The tried and true algorithm of the nuclear family – GOD->Father->Mother->kids> – in that order equals the strongest building block of society.
It has been replaced with the welfare statist model – State->mother->kids – as the preferred although proven weakest possible rule set. Notice what’s missing?
By creating what we now know as the modern welfare system, progressives have destroyed the black family which is why there are so many single parent homes today. The state replaced God as the moral authority, and the husband as the breadwinner and head of household. I would argue that LBJ and those whites and blacks who supported the Great Society may have been well intentioned, but in reality destroyed the nuclear family and created the broken culture we have today.

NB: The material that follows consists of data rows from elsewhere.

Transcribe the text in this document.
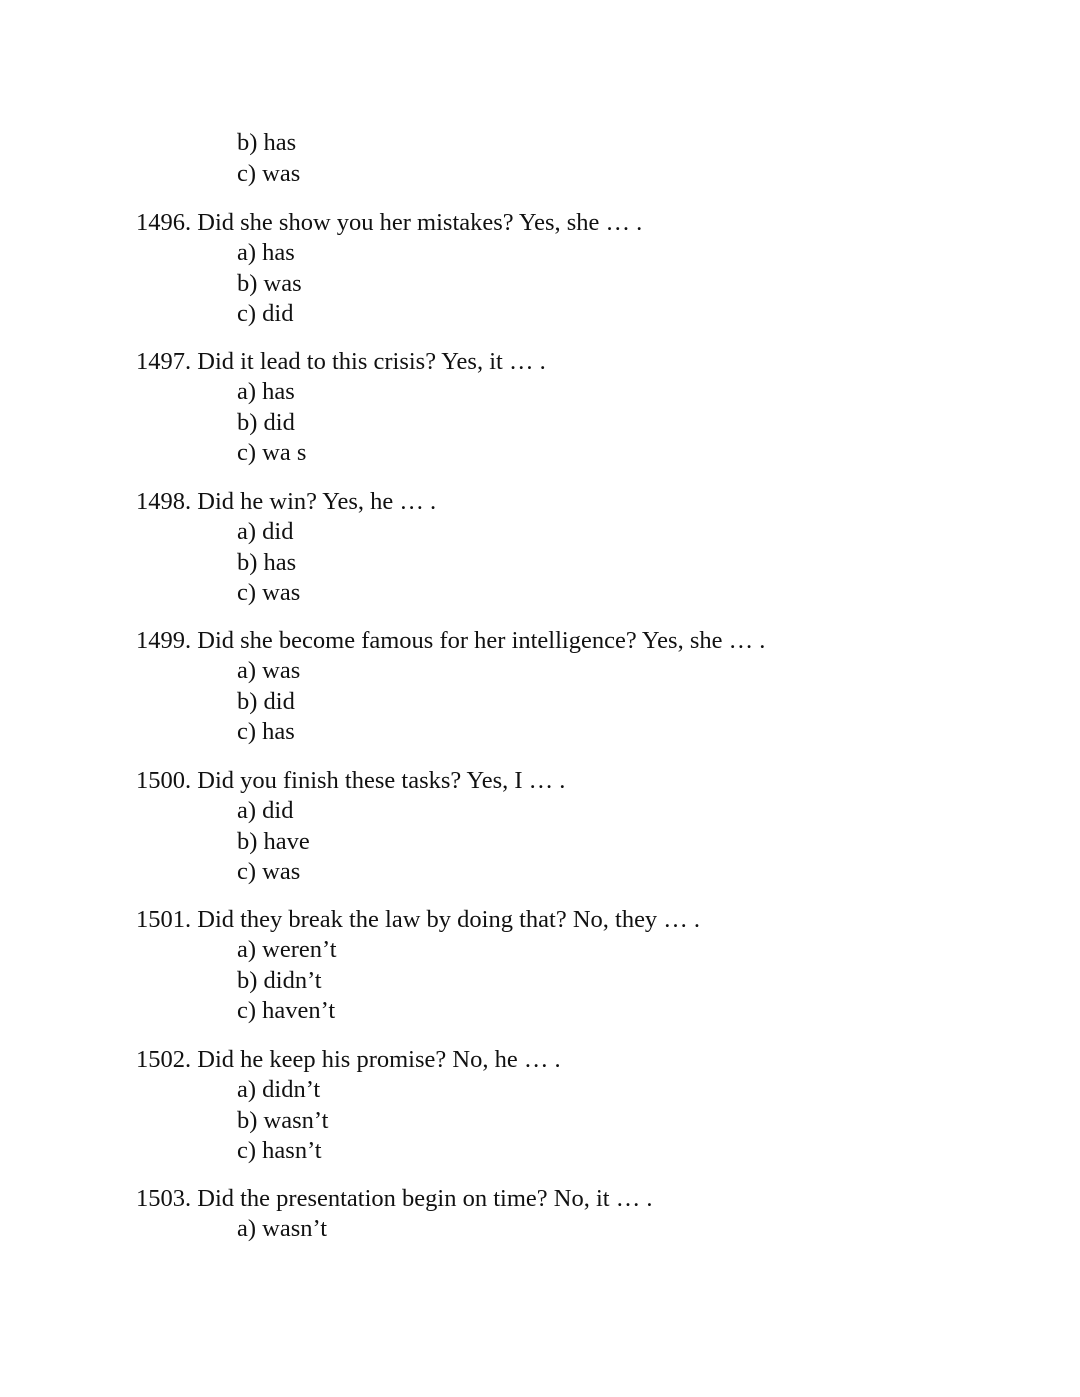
b) has
c) was
1496. Did she show you her mistakes? Yes, she … .
a) has
b) was
c) did
1497. Did it lead to this crisis? Yes, it … .
a) has
b) did
c) wa s
1498. Did he win? Yes, he … .
a) did
b) has
c) was
1499. Did she become famous for her intelligence? Yes, she … .
a) was
b) did
c) has
1500. Did you finish these tasks? Yes, I … .
a) did
b) have
c) was
1501. Did they break the law by doing that? No, they … .
a) weren’t
b) didn’t
c) haven’t
1502. Did he keep his promise? No, he … .
a) didn’t
b) wasn’t
c) hasn’t
1503. Did the presentation begin on time? No, it … .
a) wasn’t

We need to open our eyes to the vagary this “dream” as become.
There is no leadership, no supervision and no divinely-inspired guidance.
At every turn there are ‘changelings’ offering self-serving salves to manufactured slights and straits, to the detriment of the intended recipient. King’s dream has been co-opted by a gang of progressive poverty pimps who do nothing but enslave their brothers for political gain.
Shame on Jackson, Sharpton, Farakhan and Obama. Shame on Planned Parenthood, LBJ and Margaret Sanger. And shame on us for not putting a halt to this failed experimentation.
Martin Luther King Day should be postponed indefinitely until we as a people, and as a country, get back on track.
We’ve got to wake up to the realities of our present nightmare, if we ever hope to live King’s dream.